Faniëlla Poons

Uit Wikipedia, de vrije encyclopedie
Faniëlla Poons
Plaats uw zelfgemaakte foto hier
Volledige naam Fanny Ella Poons
Geboren 29 oktober 1889
Overleden 5 december 1968
Zangstem sopraan
Portaal  Portaalicoon   Klassieke muziek

Fanny Ella (Faniëlla) Poons, (Amsterdam, 29 oktober 1889- aldaar, 5 december 1968) was een Nederlands sopraan en in mindere mate pianiste.[1]

Familie[bewerken | brontekst bewerken]

Ze was dochter van zanger Sam Poons en actrice Elize van Biene. Broer Sylvain Poons was ook werkzaam in de muziekwereld. Zelf was ze tussen 1912 en 1933 getrouwd met dirigent Willem Lohoff. Ze was een nicht van actrice Sophie van Biene, die op haar beurt getrouwd was met zanger Désiré Pauwels.

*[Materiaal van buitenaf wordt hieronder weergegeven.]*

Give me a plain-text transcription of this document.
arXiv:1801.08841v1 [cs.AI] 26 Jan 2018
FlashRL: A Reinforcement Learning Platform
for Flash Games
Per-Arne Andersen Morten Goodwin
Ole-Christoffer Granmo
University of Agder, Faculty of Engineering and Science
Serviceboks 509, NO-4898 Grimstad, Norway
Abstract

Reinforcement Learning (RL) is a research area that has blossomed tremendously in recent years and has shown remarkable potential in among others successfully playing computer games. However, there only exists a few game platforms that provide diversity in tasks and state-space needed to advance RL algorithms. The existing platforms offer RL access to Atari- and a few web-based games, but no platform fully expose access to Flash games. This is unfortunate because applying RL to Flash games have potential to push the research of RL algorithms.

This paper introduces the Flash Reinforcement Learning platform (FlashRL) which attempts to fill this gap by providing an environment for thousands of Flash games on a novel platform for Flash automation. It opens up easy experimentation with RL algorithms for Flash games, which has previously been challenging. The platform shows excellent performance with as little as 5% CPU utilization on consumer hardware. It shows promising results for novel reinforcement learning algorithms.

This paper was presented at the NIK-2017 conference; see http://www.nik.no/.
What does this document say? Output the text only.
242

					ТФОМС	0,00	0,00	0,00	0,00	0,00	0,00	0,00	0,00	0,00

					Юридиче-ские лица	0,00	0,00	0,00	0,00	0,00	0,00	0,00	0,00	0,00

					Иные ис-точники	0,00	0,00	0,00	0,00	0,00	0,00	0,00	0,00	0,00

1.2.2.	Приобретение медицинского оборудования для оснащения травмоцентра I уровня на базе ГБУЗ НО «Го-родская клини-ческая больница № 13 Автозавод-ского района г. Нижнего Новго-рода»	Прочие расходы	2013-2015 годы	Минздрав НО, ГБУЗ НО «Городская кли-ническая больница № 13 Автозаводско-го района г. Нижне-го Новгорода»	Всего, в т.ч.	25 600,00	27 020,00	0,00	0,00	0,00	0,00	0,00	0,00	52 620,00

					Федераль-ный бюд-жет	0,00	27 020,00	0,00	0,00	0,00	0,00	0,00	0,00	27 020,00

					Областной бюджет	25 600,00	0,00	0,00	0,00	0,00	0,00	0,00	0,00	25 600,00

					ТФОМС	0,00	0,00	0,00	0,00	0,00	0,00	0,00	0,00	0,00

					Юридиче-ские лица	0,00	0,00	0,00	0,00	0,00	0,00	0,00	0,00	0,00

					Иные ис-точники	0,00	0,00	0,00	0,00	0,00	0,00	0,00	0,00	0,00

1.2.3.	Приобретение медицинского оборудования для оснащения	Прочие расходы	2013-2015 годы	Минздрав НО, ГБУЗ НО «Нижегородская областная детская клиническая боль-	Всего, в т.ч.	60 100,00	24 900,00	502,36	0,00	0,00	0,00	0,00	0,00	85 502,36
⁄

Leven[bewerken | brontekst bewerken]

Ze kreeg haar opleiding in Amsterdam van Wilhelmina de Veer-de Lange (zang, dochter van Daniël de Lange) en Ulfert Schulz (piano). Een ander die bijdroeg aan haar loopbaan was Cornelis Dopper. Al op zestienjarige leeftijd zong ze te Koblenz en Keulen mee tijdens een uitvoering van Egmont van Ludwig van Beethoven/Johann Wolfgang von Goethe, algemene leiding was in handen van Willem Kes. Dit werd al snel gevolgd door haar operadebuut op 30 december 1906. Met liedertafel De Vereenigde Zangers zong ze in het Concertgebouw met collegae Jacoba Dhont en Tilia Hill. Niet veel later (1898) was ze betrokken bij een uitvoering onder leiding van Daniël de Lange. Ze sloot zich aan bij de NV Nederlandse Opera en Operette van Dédiré Pauwels.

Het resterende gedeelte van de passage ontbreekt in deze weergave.